At her first meeting as a member of the Monetary Policy Committee in 2003, Rachel Lomax voted for no change while everyone else voted for a rate cut. By this one act, the Bank’s brand new deputy governor for monetary affairs established her inflation-fighting credentials. She also sent a signal that she was not some kind of Gordon Brown stooge in the City, just because the Chancellor had appointed a long-standing senior Treasury official. Very Rachel Lomax, her fans would say.

Ms Lomax (who was born Salmon but kept her married name after her marriage, which brought her two sons, ended in 1990) then voted the same way as Mervyn King, the Governor, month in, year out until November 9. She was then the surprise voice of dissent in a 7:2 vote for a rate rise. In more than three years, however, Ms Lomax has never voted for a cut. That record will make outsiders take her doubts this time seriously and to suspect that other MPC members share them.

She followed the classic career path of the meritocratic elite of her time. A scholarship to a top private school led to Cambridge and 26 years at the Treasury before she moved on to be a vice-president of the World Bank and Permanent Secretary at junior departments of state before being plucked from Whitehall to the Bank.

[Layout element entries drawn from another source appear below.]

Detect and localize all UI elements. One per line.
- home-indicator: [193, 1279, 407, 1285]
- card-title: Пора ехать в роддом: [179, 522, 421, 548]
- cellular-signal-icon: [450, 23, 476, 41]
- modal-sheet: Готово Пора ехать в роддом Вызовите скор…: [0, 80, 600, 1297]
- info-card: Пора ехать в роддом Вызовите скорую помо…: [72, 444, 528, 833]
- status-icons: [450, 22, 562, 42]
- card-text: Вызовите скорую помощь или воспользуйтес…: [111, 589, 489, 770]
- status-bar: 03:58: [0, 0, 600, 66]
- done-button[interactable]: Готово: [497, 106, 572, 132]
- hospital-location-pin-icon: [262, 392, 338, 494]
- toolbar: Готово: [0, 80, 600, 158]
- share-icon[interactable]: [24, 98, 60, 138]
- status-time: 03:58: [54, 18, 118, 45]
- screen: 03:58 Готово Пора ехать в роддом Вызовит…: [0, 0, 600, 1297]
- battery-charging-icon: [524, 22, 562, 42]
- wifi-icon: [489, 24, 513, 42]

While at the Treasury, Ms Lomax was private secretary to Nigel Lawson when he was Chancellor and drafted a speech making the case for the pound to join the European exchange-rate mechanism. As a deputy permanent secretary, she then had to watch as the Bank Rate was pushed up to 15 per cent on the chaotic day when sterling was thrown out, only to float better on its own. No wonder she has developed a strong preference for taking monetary decisions coolly and getting them right.